Jessie Oonark's "Woman" from 1970. Stonecut on paper. Oonark was a major Inuit artist, known for inventive and colourful work. (courtesy Ernest Mayer/Winnipeg Art Gallery)

"There was a really big piece — maybe six feet by six feet — that was completely embroidered with a woman who was half-caribou. That was stunning."

In her art practice, Kabloona was already working on pieces that explored her family's creative legacy, so finding this unexpected collection was a moving experience.

"Seeing that their work is still here even though they're not, and now I get to see what they were doing and create new pieces, is really important to their legacy," she said. 

As part of Kabloona's residency, she is creating a new work for the upcoming exhibition "Qautamaat," which will open at the gallery on April 7, 2022. 

"Quatamaat," curated by Taqralik Partridge, will feature contemporary Inuit art alongside older pieces from the gallery's collection. 

Taqralik Partridge is curating the upcoming exhibit 'Quatamaat' at the Art Gallery of Guelph. (Submitted by Taqralik Partridge)

"Inuit are famous for being artists," said Partridge, who is Inuk herself, having grown up in Kuujjuaq, Que. "Inuit art in Canada is well-known, historically — and there's a whole lot behind that story. 

"But I think part of it is the fact that Inuit culture, our culture, encourages everyone to have a creative practice and to make things." 

As well as being a curator, Partridge is a poet, performer and author whose work focuses on life in the North and on Inuit experiences in southern urban centres.

Partridge says it's been "really special" to reunite Kabloona with her family's artwork and see how that has inspired her. 

"It was an exciting opportunity to bring Gayle into the collection to look at her relatives' work and then to create work in response to their work," she said. 

'I wanted to challenge myself'

Kabloona normally works in print and ceramics, but after seeing this collection of her family's artwork, she chose to take on a tapestry project for the upcoming exhibit.

"I wanted to challenge myself," said Kabloona. "I wanted to work in something a bit more traditional.
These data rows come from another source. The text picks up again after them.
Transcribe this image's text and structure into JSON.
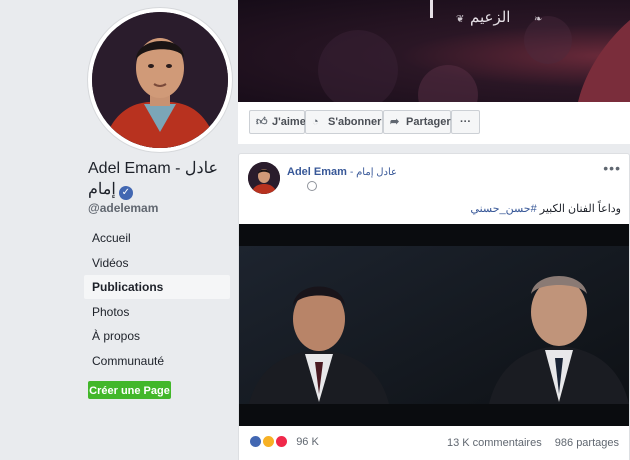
{
  "profile": {
    "name_line1": "Adel Emam - عادل",
    "name_line2": "إمام",
    "username": "@adelemam"
  },
  "nav": {
    "items": [
      {
        "label": "Accueil"
      },
      {
        "label": "Vidéos"
      },
      {
        "label": "Publications",
        "active": true
      },
      {
        "label": "Photos"
      },
      {
        "label": "À propos"
      },
      {
        "label": "Communauté"
      }
    ]
  },
  "create_page_label": "Créer une Page",
  "cover": {
    "title": "الزعيم"
  },
  "actions": {
    "like": "J'aime",
    "follow": "S'abonner",
    "share": "Partager",
    "more": "···"
  },
  "post": {
    "author": "Adel Emam",
    "author_ar": "- عادل إمام",
    "text": "وداعاً الفنان الكبير ",
    "hashtag": "#حسن_حسني",
    "reactions_count": "96 K",
    "comments": "13 K commentaires",
    "shares": "986 partages"
  },
  "colors": {
    "link": "#385898",
    "green_button": "#42b72a",
    "verified": "#4267b2"
  }
}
I wanted to test out something that my grandmother did a lot. It's an amazing opportunity to have the time and space to focus on just one big piece."

Multidisciplinary artist Gayle Uyagaqi Kabloona doing a creative residency at the Art Gallery of Guelph. The gallery's archive has pieces by her grandmother and great-grandmother, which Kabloona saw for the first time during her residency. (Katherine Takpannie)

In Kabloona's tapestry, she is reimagining the story of the Fox Wife, about a fox who marries a human man.

"As an adult, thinking back on all of these stories that shaped my childhood, I realized that almost all of them have some sense of violence against women," said Kabloona. "And I wanted to make art that reflects my thoughts and views on gender equality and womens' importance in life instead of these violent acts."

Kabloona's fox wife will stand on her own — because she has chosen to leave her marriage — rather than being driven away, and her husband respects her decision to go. 

Partridge says Kabloona's decision to tell a new version of the story is particularly exciting as part of a cross-generational exhibit.

"It's a really special approach that she's taking," said Partridge. "Inuit stories and Inuit culture is not static, and younger people are taking Inuit storytelling, Inuit narratives, Inuit art in all kinds of amazing directions."